11

What are all the exceptions that can be thrown by pd.read_csv()?

In the example below I am capturing some exception types explicitly and using a generic Exception to catch the others, but what are the others exactly?

Reviewing the documentation for pandas read_csv() I can't see a complete list of exceptions thrown.

In a more general case, what is the recommended practice to determine all of the types of exceptions that can be thrown by any call/library?

import pandas as pd

try:
    df = pd.read_csv("myfile.csv")
except FileNotFoundError:
    print("File not found.")
except pd.errors.EmptyDataError:
    print("No data")
except pd.errors.ParserError:
    print("Parse error")
except Exception:
    print("Some other exception")
MattG
  • 5,589
  • 5
  • 36
  • 52
  • 2
    I think it's important to ask yourself why you want to do this and whether it adds value to whatever you're doing. – cs95 Oct 11 '20 at 09:28
  • You can look here: https://github.com/pandas-dev/pandas/blob/master/pandas/io/parsers.py#L549-L717 , but I'm not sure why you would want to to do this. – David Erickson Oct 11 '20 at 09:29
  • 3
    I see some highly ranked answers for other questions such as this one which recommend against capturing generic exceptions: https://stackoverflow.com/a/9824050/833960. They seem to imply that I should try to determine what exceptions could be thrown, I guess that is what I am asking. – MattG Oct 11 '20 at 09:44
  • My use case – a pipeline, where you can import CSV file, select columns, modify values, and create visualisations, export it to another format like xlsx. Let's say a user will send an excel file but with `.csv` extension. I would like to check if this is an eligible file to process considering content, encodings, separators, etc.
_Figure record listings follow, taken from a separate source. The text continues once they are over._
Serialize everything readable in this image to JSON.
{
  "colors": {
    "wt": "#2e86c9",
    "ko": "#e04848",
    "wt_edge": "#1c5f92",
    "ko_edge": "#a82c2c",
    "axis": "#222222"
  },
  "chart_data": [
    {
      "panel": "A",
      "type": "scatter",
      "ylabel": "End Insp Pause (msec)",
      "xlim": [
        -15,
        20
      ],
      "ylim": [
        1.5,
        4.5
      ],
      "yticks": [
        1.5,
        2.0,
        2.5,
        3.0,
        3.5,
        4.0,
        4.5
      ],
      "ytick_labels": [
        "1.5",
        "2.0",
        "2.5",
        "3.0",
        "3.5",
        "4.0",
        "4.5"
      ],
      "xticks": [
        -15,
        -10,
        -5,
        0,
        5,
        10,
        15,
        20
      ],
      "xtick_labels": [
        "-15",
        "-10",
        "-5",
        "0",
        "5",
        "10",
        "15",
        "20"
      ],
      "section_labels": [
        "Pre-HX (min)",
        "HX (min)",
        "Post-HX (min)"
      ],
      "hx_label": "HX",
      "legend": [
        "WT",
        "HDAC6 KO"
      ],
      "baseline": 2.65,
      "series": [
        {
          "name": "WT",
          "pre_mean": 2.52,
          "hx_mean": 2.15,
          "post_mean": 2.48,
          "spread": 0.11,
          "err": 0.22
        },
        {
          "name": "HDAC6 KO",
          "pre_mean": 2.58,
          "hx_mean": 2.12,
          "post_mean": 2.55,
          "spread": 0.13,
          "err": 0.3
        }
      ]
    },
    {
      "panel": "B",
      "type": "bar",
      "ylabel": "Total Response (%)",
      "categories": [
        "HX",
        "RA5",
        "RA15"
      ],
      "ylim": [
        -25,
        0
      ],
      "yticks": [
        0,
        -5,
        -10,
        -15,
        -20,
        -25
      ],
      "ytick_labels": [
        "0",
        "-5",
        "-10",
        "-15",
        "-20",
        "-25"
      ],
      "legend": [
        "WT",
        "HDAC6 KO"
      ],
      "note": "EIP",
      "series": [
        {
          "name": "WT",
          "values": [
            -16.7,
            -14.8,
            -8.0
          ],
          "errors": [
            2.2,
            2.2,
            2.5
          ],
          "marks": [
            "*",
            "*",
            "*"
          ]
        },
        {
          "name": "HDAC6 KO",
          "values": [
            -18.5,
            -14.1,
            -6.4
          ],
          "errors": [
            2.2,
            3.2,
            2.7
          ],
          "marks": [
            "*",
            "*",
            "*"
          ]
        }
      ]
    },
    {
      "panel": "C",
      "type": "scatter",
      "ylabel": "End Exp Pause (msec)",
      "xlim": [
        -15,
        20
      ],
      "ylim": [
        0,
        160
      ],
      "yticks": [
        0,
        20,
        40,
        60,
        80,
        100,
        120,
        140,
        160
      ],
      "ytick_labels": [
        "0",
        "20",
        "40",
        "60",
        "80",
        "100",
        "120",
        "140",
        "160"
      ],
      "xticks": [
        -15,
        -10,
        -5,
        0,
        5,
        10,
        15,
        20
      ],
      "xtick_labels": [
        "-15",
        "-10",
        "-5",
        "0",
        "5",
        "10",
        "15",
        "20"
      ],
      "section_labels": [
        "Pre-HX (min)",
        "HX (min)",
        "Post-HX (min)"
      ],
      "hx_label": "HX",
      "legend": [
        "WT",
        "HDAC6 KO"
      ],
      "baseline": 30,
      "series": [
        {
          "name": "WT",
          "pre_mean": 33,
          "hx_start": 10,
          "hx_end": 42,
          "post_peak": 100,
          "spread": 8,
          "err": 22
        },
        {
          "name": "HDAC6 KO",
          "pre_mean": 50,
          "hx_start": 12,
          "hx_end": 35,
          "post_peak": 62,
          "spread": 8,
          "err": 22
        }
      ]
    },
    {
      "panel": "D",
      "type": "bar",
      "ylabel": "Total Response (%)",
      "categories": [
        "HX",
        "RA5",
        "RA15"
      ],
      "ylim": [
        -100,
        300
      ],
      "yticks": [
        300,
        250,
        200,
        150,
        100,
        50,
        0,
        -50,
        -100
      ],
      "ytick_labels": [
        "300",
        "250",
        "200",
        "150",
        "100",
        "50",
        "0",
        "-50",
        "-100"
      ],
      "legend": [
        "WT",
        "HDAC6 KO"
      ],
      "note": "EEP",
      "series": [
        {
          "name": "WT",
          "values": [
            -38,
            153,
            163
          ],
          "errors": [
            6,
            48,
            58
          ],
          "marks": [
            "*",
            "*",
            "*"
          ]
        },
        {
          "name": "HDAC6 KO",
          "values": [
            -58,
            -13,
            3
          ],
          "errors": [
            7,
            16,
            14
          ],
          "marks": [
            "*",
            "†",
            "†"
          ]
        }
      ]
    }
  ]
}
Without the knowledge about the error, I would be forced to show a user very generic message. – pdaawr Jun 01 '21 at 10:14
  • @DavidErickson you should use `Copy permalink` when linking to files from VCS repositories. The link is dead now. Here is the current link that will show the `to_csv` version at the time of posting unless the repo is cleaned: https://github.com/pandas-dev/pandas/blob/00af20a22c6c64ad2d8f48345beaede0e946d630/pandas/io/formats/format.py#L1056 – int_ua Jun 21 '21 at 15:36

4 Answers4

3

You can see all the exceptions in the following file:

Python > 3.8 > lib > python > site-packages > pandas > errors > __init__.py

BTW, the exceptions are:

  • IntCastingNaNError
  • NullFrequencyError
  • PerformanceWarning
  • UnsupportedFunctionCall
  • ParserError
  • DtypeWarning
  • EmptyDataError
  • ParserWarning
  • MergeError
  • AccessorRegistrationWarning
  • AbstractMethodError
yesidays
  • 61
  • 3
1

A complete list and explanation can be found in the pandas source code

Desi Pilla
  • 544
  • 6
  • 20
1

If you import pandas and use the dir function you can view all exceptions. Exceptions are contained in the pandas.errors submodule.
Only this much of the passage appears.